Chapitre 4 : L'Ange des Sourires

265 32 31
                                    

ROYAUME D'INDEYA, PALAIS DES LUMIÈRES


La princesse Jade avait toujours été appréciée, respectée et admirée de tous depuis le début de ses courtes dix-sept années d'existence. Tous ses professeurs – et plus particulièrement son précepteur Maître Émile Cujas qui avait été à ses côtés jusqu'à la fin – avaient vanté ses qualités aussi bien linguistiques que scientifiques. Sa gouvernante et plus tard ses instructeurs s'étaient dits subjugués par son port gracieux et ses manières distinguées, qui ne nécessitaient nul apprentissage tant ils semblaient innés et naturels. Parfois, le roi lui chuchotait à l'oreille, à l'abri de l'attention de la reine, qu'elle était aussi bonne et généreuse qu'une fleur qui éclot au printemps, offrant aux yeux de tous sa lumière et sa couleur ; sa petite tête flamboyante ne dépassait alors pas encore les genoux de son père.

Ce furent toutes ces raisons forgées par l'habitude et l'expérience d'une vie de château passée dans un pays lointain qui la conduisirent à s'interroger. Car dans ce nouveau château, dans cette nouvelle vie, une personne semblait insensible à ses charmes. Plus grave encore, cette personne semblait même hostile à sa présence.

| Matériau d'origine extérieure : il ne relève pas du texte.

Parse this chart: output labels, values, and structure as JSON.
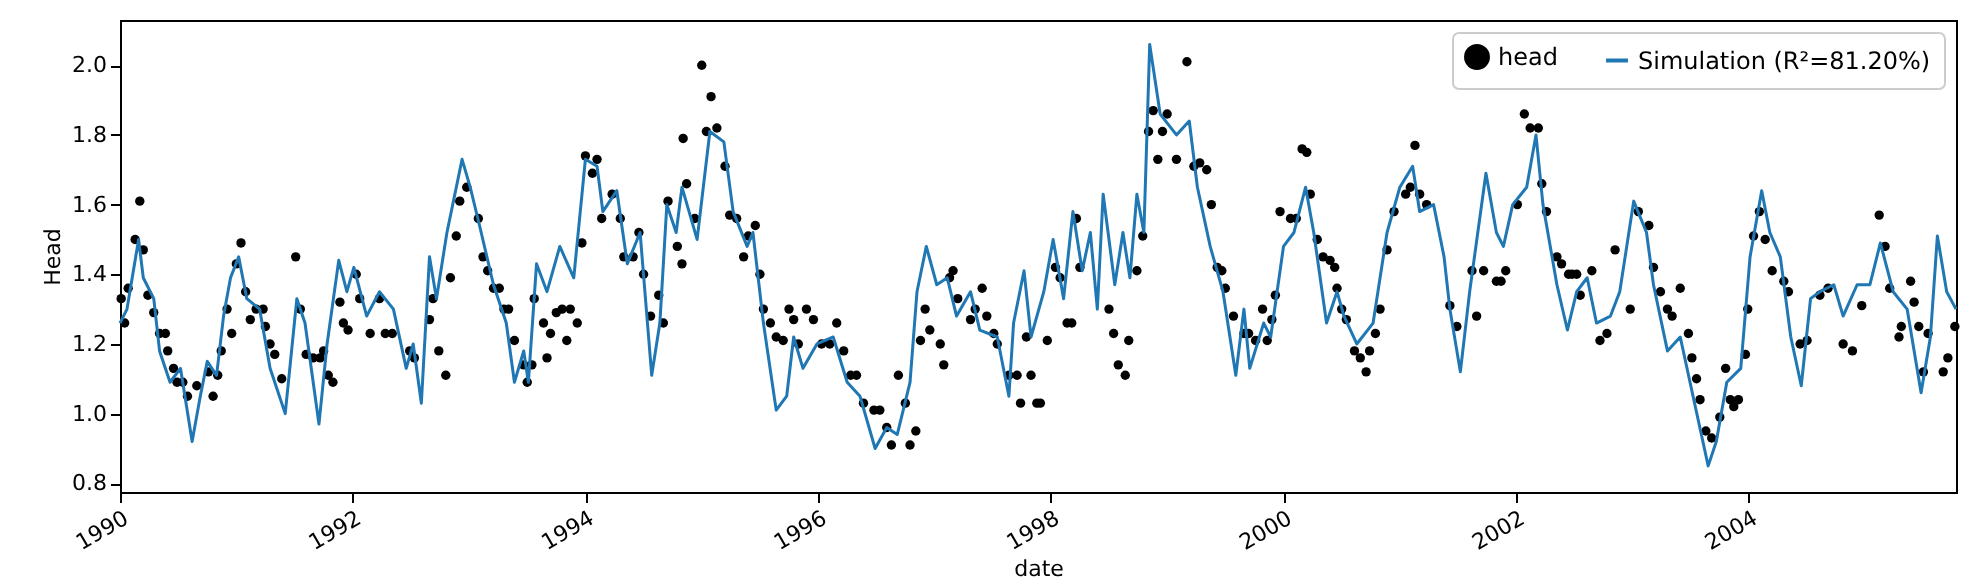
{
  "chart_data": {
    "type": "line",
    "xlabel": "date",
    "ylabel": "Head",
    "xlim": [
      1990,
      2005.78
    ],
    "ylim": [
      0.775,
      2.13
    ],
    "xticks": [
      1990,
      1992,
      1994,
      1996,
      1998,
      2000,
      2002,
      2004
    ],
    "yticks": [
      {
        "value": 0.8,
        "label": "0.8"
      },
      {
        "value": 1.0,
        "label": "1.0"
      },
      1.2,
      1.4,
      1.6,
      1.8,
      {
        "value": 2.0,
        "label": "2.0"
      }
    ],
    "legend": "top right",
    "grid": false,
    "series": [
      {
        "name": "head",
        "type": "scatter",
        "marker": "circle",
        "color": "#000000",
        "x": [
          1990.01,
          1990.04,
          1990.07,
          1990.13,
          1990.17,
          1990.2,
          1990.24,
          1990.29,
          1990.34,
          1990.39,
          1990.41,
          1990.46,
          1990.49,
          1990.54,
          1990.58,
          1990.66,
          1990.76,
          1990.8,
          1990.84,
          1990.87,
          1990.92,
          1990.96,
          1991.0,
          1991.04,
          1991.08,
          1991.12,
          1991.17,
          1991.23,
          1991.25,
          1991.29,
          1991.33,
          1991.39,
          1991.51,
          1991.55,
          1991.6,
          1991.66,
          1991.72,
          1991.75,
          1991.79,
          1991.83,
          1991.89,
          1991.92,
          1991.96,
          1992.03,
          1992.06,
          1992.15,
          1992.23,
          1992.28,
          1992.34,
          1992.49,
          1992.53,
          1992.66,
          1992.69,
          1992.74,
          1992.8,
          1992.84,
          1992.89,
          1992.92,
          1992.98,
          1993.08,
          1993.12,
          1993.16,
          1993.21,
          1993.26,
          1993.3,
          1993.34,
          1993.39,
          1993.47,
          1993.5,
          1993.54,
          1993.56,
          1993.64,
          1993.67,
          1993.7,
          1993.75,
          1993.8,
          1993.84,
          1993.87,
          1993.93,
          1993.97,
          1994.0,
          1994.06,
          1994.1,
          1994.14,
          1994.23,
          1994.3,
          1994.33,
          1994.41,
          1994.46,
          1994.5,
          1994.56,
          1994.63,
          1994.67,
          1994.71,
          1994.79,
          1994.83,
          1994.84,
          1994.87,
          1994.94,
          1995.0,
          1995.04,
          1995.08,
          1995.13,
          1995.2,
          1995.24,
          1995.3,
          1995.36,
          1995.4,
          1995.46,
          1995.5,
          1995.53,
          1995.59,
          1995.64,
          1995.7,
          1995.75,
          1995.79,
          1995.83,
          1995.9,
          1995.96,
          1996.03,
          1996.1,
          1996.16,
          1996.22,
          1996.28,
          1996.33,
          1996.39,
          1996.48,
          1996.53,
          1996.59,
          1996.63,
          1996.69,
          1996.75,
          1996.79,
          1996.84,
          1996.88,
          1996.92,
          1996.96,
          1997.05,
          1997.08,
          1997.13,
          1997.16,
          1997.2,
          1997.31,
          1997.35,
          1997.41,
          1997.45,
          1997.51,
          1997.54,
          1997.64,
          1997.71,
          1997.74,
          1997.79,
          1997.83,
          1997.88,
          1997.91,
          1997.97,
          1998.04,
          1998.08,
          1998.14,
          1998.18,
          1998.22,
          1998.25,
          1998.5,
          1998.54,
          1998.58,
          1998.64,
          1998.67,
          1998.74,
          1998.79,
          1998.84,
          1998.88,
          1998.92,
          1998.96,
          1999.0,
          1999.08,
          1999.17,
          1999.23,
          1999.28,
          1999.34,
          1999.38,
          1999.43,
          1999.47,
          1999.5,
          1999.57,
          1999.66,
          1999.7,
          1999.76,
          1999.82,
          1999.86,
          1999.9,
          1999.93,
          1999.97,
          2000.06,
          2000.11,
          2000.16,
          2000.2,
          2000.23,
          2000.29,
          2000.34,
          2000.4,
          2000.44,
          2000.46,
          2000.5,
          2000.54,
          2000.61,
          2000.66,
          2000.71,
          2000.74,
          2000.79,
          2000.83,
          2000.89,
          2000.95,
          2001.05,
          2001.09,
          2001.13,
          2001.17,
          2001.23,
          2001.43,
          2001.49,
          2001.62,
          2001.66,
          2001.72,
          2001.83,
          2001.87,
          2001.91,
          2002.01,
          2002.07,
          2002.12,
          2002.19,
          2002.22,
          2002.26,
          2002.35,
          2002.39,
          2002.45,
          2002.48,
          2002.52,
          2002.55,
          2002.65,
          2002.72,
          2002.78,
          2002.85,
          2002.98,
          2003.05,
          2003.14,
          2003.18,
          2003.24,
          2003.3,
          2003.34,
          2003.41,
          2003.48,
          2003.51,
          2003.55,
          2003.58,
          2003.63,
          2003.68,
          2003.75,
          2003.8,
          2003.84,
          2003.87,
          2003.91,
          2003.97,
          2003.99,
          2004.04,
          2004.09,
          2004.14,
          2004.2,
          2004.3,
          2004.34,
          2004.44,
          2004.5,
          2004.61,
          2004.68,
          2004.81,
          2004.89,
          2004.97,
          2005.12,
          2005.17,
          2005.21,
          2005.29,
          2005.31,
          2005.39,
          2005.42,
          2005.46,
          2005.5,
          2005.54,
          2005.67,
          2005.71,
          2005.77
        ],
        "values": [
          1.33,
          1.26,
          1.36,
          1.5,
          1.61,
          1.47,
          1.34,
          1.29,
          1.23,
          1.23,
          1.18,
          1.13,
          1.09,
          1.09,
          1.05,
          1.08,
          1.12,
          1.05,
          1.11,
          1.18,
          1.3,
          1.23,
          1.43,
          1.49,
          1.35,
          1.27,
          1.3,
          1.3,
          1.25,
          1.2,
          1.17,
          1.1,
          1.45,
          1.3,
          1.17,
          1.16,
          1.16,
          1.18,
          1.11,
          1.09,
          1.32,
          1.26,
          1.24,
          1.4,
          1.33,
          1.23,
          1.33,
          1.23,
          1.23,
          1.18,
          1.16,
          1.27,
          1.33,
          1.18,
          1.11,
          1.39,
          1.51,
          1.61,
          1.65,
          1.56,
          1.45,
          1.41,
          1.36,
          1.36,
          1.3,
          1.3,
          1.21,
          1.14,
          1.09,
          1.14,
          1.33,
          1.26,
          1.16,
          1.23,
          1.29,
          1.3,
          1.21,
          1.3,
          1.26,
          1.49,
          1.74,
          1.69,
          1.73,
          1.56,
          1.63,
          1.56,
          1.45,
          1.45,
          1.52,
          1.4,
          1.28,
          1.34,
          1.26,
          1.61,
          1.48,
          1.43,
          1.79,
          1.66,
          1.56,
          2.0,
          1.81,
          1.91,
          1.82,
          1.71,
          1.57,
          1.56,
          1.45,
          1.51,
          1.54,
          1.4,
          1.3,
          1.26,
          1.22,
          1.21,
          1.3,
          1.27,
          1.2,
          1.3,
          1.27,
          1.2,
          1.2,
          1.26,
          1.18,
          1.11,
          1.11,
          1.03,
          1.01,
          1.01,
          0.96,
          0.91,
          1.11,
          1.03,
          0.91,
          0.95,
          1.21,
          1.3,
          1.24,
          1.2,
          1.14,
          1.39,
          1.41,
          1.33,
          1.27,
          1.3,
          1.36,
          1.28,
          1.23,
          1.2,
          1.11,
          1.11,
          1.03,
          1.22,
          1.11,
          1.03,
          1.03,
          1.21,
          1.42,
          1.39,
          1.26,
          1.26,
          1.56,
          1.42,
          1.3,
          1.23,
          1.14,
          1.11,
          1.21,
          1.41,
          1.51,
          1.81,
          1.87,
          1.73,
          1.81,
          1.86,
          1.73,
          2.01,
          1.71,
          1.72,
          1.7,
          1.6,
          1.42,
          1.41,
          1.36,
          1.28,
          1.23,
          1.23,
          1.21,
          1.3,
          1.21,
          1.27,
          1.34,
          1.58,
          1.56,
          1.56,
          1.76,
          1.75,
          1.63,
          1.5,
          1.45,
          1.44,
          1.42,
          1.36,
          1.3,
          1.27,
          1.18,
          1.16,
          1.12,
          1.18,
          1.23,
          1.3,
          1.47,
          1.58,
          1.63,
          1.65,
          1.77,
          1.63,
          1.6,
          1.31,
          1.25,
          1.41,
          1.28,
          1.41,
          1.38,
          1.38,
          1.41,
          1.6,
          1.86,
          1.82,
          1.82,
          1.66,
          1.58,
          1.45,
          1.43,
          1.4,
          1.4,
          1.4,
          1.34,
          1.41,
          1.21,
          1.23,
          1.47,
          1.3,
          1.58,
          1.54,
          1.42,
          1.35,
          1.3,
          1.28,
          1.36,
          1.23,
          1.16,
          1.1,
          1.04,
          0.95,
          0.93,
          0.99,
          1.13,
          1.04,
          1.02,
          1.04,
          1.17,
          1.3,
          1.51,
          1.58,
          1.5,
          1.41,
          1.38,
          1.35,
          1.2,
          1.21,
          1.34,
          1.36,
          1.2,
          1.18,
          1.31,
          1.57,
          1.48,
          1.36,
          1.22,
          1.25,
          1.38,
          1.32,
          1.25,
          1.12,
          1.23,
          1.12,
          1.16,
          1.25
        ]
      },
      {
        "name": "Simulation (R²=81.20%)",
        "type": "line",
        "color": "#1f77b4",
        "x": [
          1990.0,
          1990.06,
          1990.16,
          1990.2,
          1990.29,
          1990.34,
          1990.43,
          1990.52,
          1990.62,
          1990.69,
          1990.75,
          1990.83,
          1990.89,
          1990.95,
          1991.02,
          1991.09,
          1991.2,
          1991.29,
          1991.42,
          1991.52,
          1991.59,
          1991.71,
          1991.78,
          1991.88,
          1991.95,
          1992.01,
          1992.12,
          1992.23,
          1992.35,
          1992.46,
          1992.52,
          1992.59,
          1992.66,
          1992.72,
          1992.81,
          1992.94,
          1993.01,
          1993.09,
          1993.21,
          1993.32,
          1993.39,
          1993.47,
          1993.51,
          1993.58,
          1993.67,
          1993.78,
          1993.9,
          1994.0,
          1994.1,
          1994.15,
          1994.27,
          1994.36,
          1994.47,
          1994.57,
          1994.64,
          1994.7,
          1994.78,
          1994.83,
          1994.96,
          1995.07,
          1995.19,
          1995.27,
          1995.39,
          1995.44,
          1995.53,
          1995.64,
          1995.73,
          1995.79,
          1995.87,
          1995.99,
          1996.13,
          1996.25,
          1996.36,
          1996.49,
          1996.59,
          1996.68,
          1996.79,
          1996.85,
          1996.93,
          1997.02,
          1997.11,
          1997.19,
          1997.31,
          1997.39,
          1997.54,
          1997.64,
          1997.68,
          1997.77,
          1997.83,
          1997.94,
          1998.02,
          1998.11,
          1998.19,
          1998.27,
          1998.34,
          1998.4,
          1998.45,
          1998.55,
          1998.62,
          1998.68,
          1998.74,
          1998.8,
          1998.85,
          1998.94,
          1999.08,
          1999.19,
          1999.26,
          1999.37,
          1999.48,
          1999.59,
          1999.66,
          1999.71,
          1999.83,
          1999.89,
          2000.0,
          2000.09,
          2000.19,
          2000.26,
          2000.37,
          2000.46,
          2000.52,
          2000.63,
          2000.77,
          2000.89,
          2001.0,
          2001.11,
          2001.17,
          2001.29,
          2001.38,
          2001.43,
          2001.52,
          2001.6,
          2001.74,
          2001.83,
          2001.89,
          2001.97,
          2002.09,
          2002.17,
          2002.23,
          2002.35,
          2002.44,
          2002.52,
          2002.61,
          2002.69,
          2002.81,
          2002.89,
          2003.01,
          2003.12,
          2003.18,
          2003.3,
          2003.41,
          2003.52,
          2003.65,
          2003.72,
          2003.81,
          2003.93,
          2004.01,
          2004.11,
          2004.18,
          2004.27,
          2004.36,
          2004.45,
          2004.53,
          2004.61,
          2004.73,
          2004.81,
          2004.93,
          2005.04,
          2005.13,
          2005.24,
          2005.36,
          2005.48,
          2005.56,
          2005.62,
          2005.7,
          2005.78
        ],
        "values": [
          1.26,
          1.3,
          1.5,
          1.39,
          1.33,
          1.18,
          1.09,
          1.13,
          0.92,
          1.05,
          1.15,
          1.11,
          1.28,
          1.39,
          1.45,
          1.33,
          1.3,
          1.13,
          1.0,
          1.33,
          1.26,
          0.97,
          1.2,
          1.44,
          1.35,
          1.42,
          1.28,
          1.35,
          1.3,
          1.13,
          1.2,
          1.03,
          1.45,
          1.33,
          1.52,
          1.73,
          1.65,
          1.54,
          1.37,
          1.26,
          1.09,
          1.18,
          1.09,
          1.43,
          1.35,
          1.48,
          1.39,
          1.73,
          1.71,
          1.58,
          1.64,
          1.43,
          1.52,
          1.11,
          1.26,
          1.6,
          1.52,
          1.65,
          1.5,
          1.81,
          1.78,
          1.58,
          1.48,
          1.52,
          1.26,
          1.01,
          1.05,
          1.22,
          1.13,
          1.2,
          1.22,
          1.09,
          1.05,
          0.9,
          0.96,
          0.94,
          1.09,
          1.35,
          1.48,
          1.37,
          1.39,
          1.28,
          1.35,
          1.24,
          1.22,
          1.05,
          1.26,
          1.41,
          1.22,
          1.35,
          1.5,
          1.33,
          1.58,
          1.41,
          1.52,
          1.3,
          1.63,
          1.37,
          1.52,
          1.39,
          1.63,
          1.52,
          2.06,
          1.86,
          1.8,
          1.84,
          1.65,
          1.48,
          1.35,
          1.11,
          1.3,
          1.13,
          1.26,
          1.22,
          1.48,
          1.52,
          1.65,
          1.52,
          1.26,
          1.35,
          1.28,
          1.2,
          1.26,
          1.52,
          1.65,
          1.71,
          1.58,
          1.6,
          1.45,
          1.3,
          1.12,
          1.35,
          1.69,
          1.52,
          1.48,
          1.6,
          1.65,
          1.8,
          1.6,
          1.37,
          1.24,
          1.35,
          1.39,
          1.26,
          1.28,
          1.35,
          1.61,
          1.52,
          1.37,
          1.18,
          1.22,
          1.05,
          0.85,
          0.92,
          1.09,
          1.13,
          1.45,
          1.64,
          1.52,
          1.45,
          1.22,
          1.08,
          1.33,
          1.35,
          1.37,
          1.28,
          1.37,
          1.37,
          1.49,
          1.35,
          1.3,
          1.06,
          1.22,
          1.51,
          1.35,
          1.3
        ]
      }
    ]
  }
}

Non, depuis qu'elle s'était présentée à elle, s'était même prosternée devant elle, cette personne-là ne lui avait jamais adressé un seul sourire. La seule chose qu'elle lui avait offert était une grimace rebutée et des regards brûlant de haine, tel un orage furieux sur le point d'éclater.

Jade rit doucement alors qu'elle évaluait son reflet dans le miroir aux moulures d'or de ses appartements privés. Oui, celle que l'on appelait l'Ange des Sourires apparaissait ironiquement peu souriante. Pourtant, depuis les deux semaines qu'elle était là, elle l'avait observée ; le matin lorsqu'elle arpentait les couloirs sous la lueur orangée de l'aube, récitant des ordres à des jeunes garçons qui semblaient être des ouvriers sous ses ordres, tantôt leur demandant d'épousseter le tableau de la salle du trône, tantôt d'aérer telle pièce de l'aile Est afin qu'elle puisse y travailler. L'après-midi, lorsque le soleil était haut dans le ciel, diffusant sa chaleur dorée dans tout le palais, le rendant digne de son nom, la jeune femme aux courts cheveux noirs ébouriffés se faisait très discrète, perchée sur une échelle dans une pièce rarement fréquentée, au mobilier oublié et poussiéreux recouvert d'un drap blanc, ou encore cachée dans une alcôve, trop occupée à appliquer de la peinture sur des toiles ternes et passées pour entendre le bruit des pas de la princesse qui la suivaient.

La jeune femme, qui paraissait bien plus âgée qu'elle, probablement bien avancée dans la vingtaine, était pourtant fort agréable envers les autres employés et habitants du palais. Elle partageait souvent quelques rires avec l'Intendante du palais, Jeanne, ou les personnels de blanchisserie et de cuisine, au détour d'un couloir, entre deux tâches à accomplir, tâches qui les sépareraient à nouveau. Jeanne et l'ensemble du personnel du château, en revanche, la traitaient avec une grande délicatesse, sans doute teintée d'hypocrisie. Mais cela signifiait que ses charmes avaient donc opéré naturellement avec l'Intendante du palais et tous ses subalternes.

Alors naquit inévitablement la véritable question, objet de nombreuses nuits contrariées : pourquoi Gina, l'Ange des Sourires, la détestait-elle tant ? Elle ne l'avait jamais rencontrée auparavant, et à chaque fois que son chemin croisait le sien depuis qu'elle habitait le Palais des Lumières, elle faisait preuve d'une sincère politesse et d'une sage retenue. Alors pourquoi ? La réaction la plus efficiente et rationnelle serait de poser cette question à la principale intéressée. Cependant, Jade avait une intuition qui la confortait au contraire dans l'attitude inverse. Elle avait cette étrange impression, lorsque confrontée à Gina, d'avoir affaire à un félin sauvage et apeuré, prêt à bondir pour défendre son territoire. Un pas de trop, un geste trop brusque, un mot trop fort, et le sang coulerait, elle le savait. Alors, elle avait sorti la longue cape noire de sa malle et quand son futur époux s'absentait pour satisfaire ses devoirs de souverain, elle s'enveloppait dans ce noir réconfortant, riche de souvenirs, et parcourait le château, de ses grandes salles illuminées, jusqu'à ses petites pièces creusées dans la roche au sous-sol, à la recherche de la restauratrice de tableaux.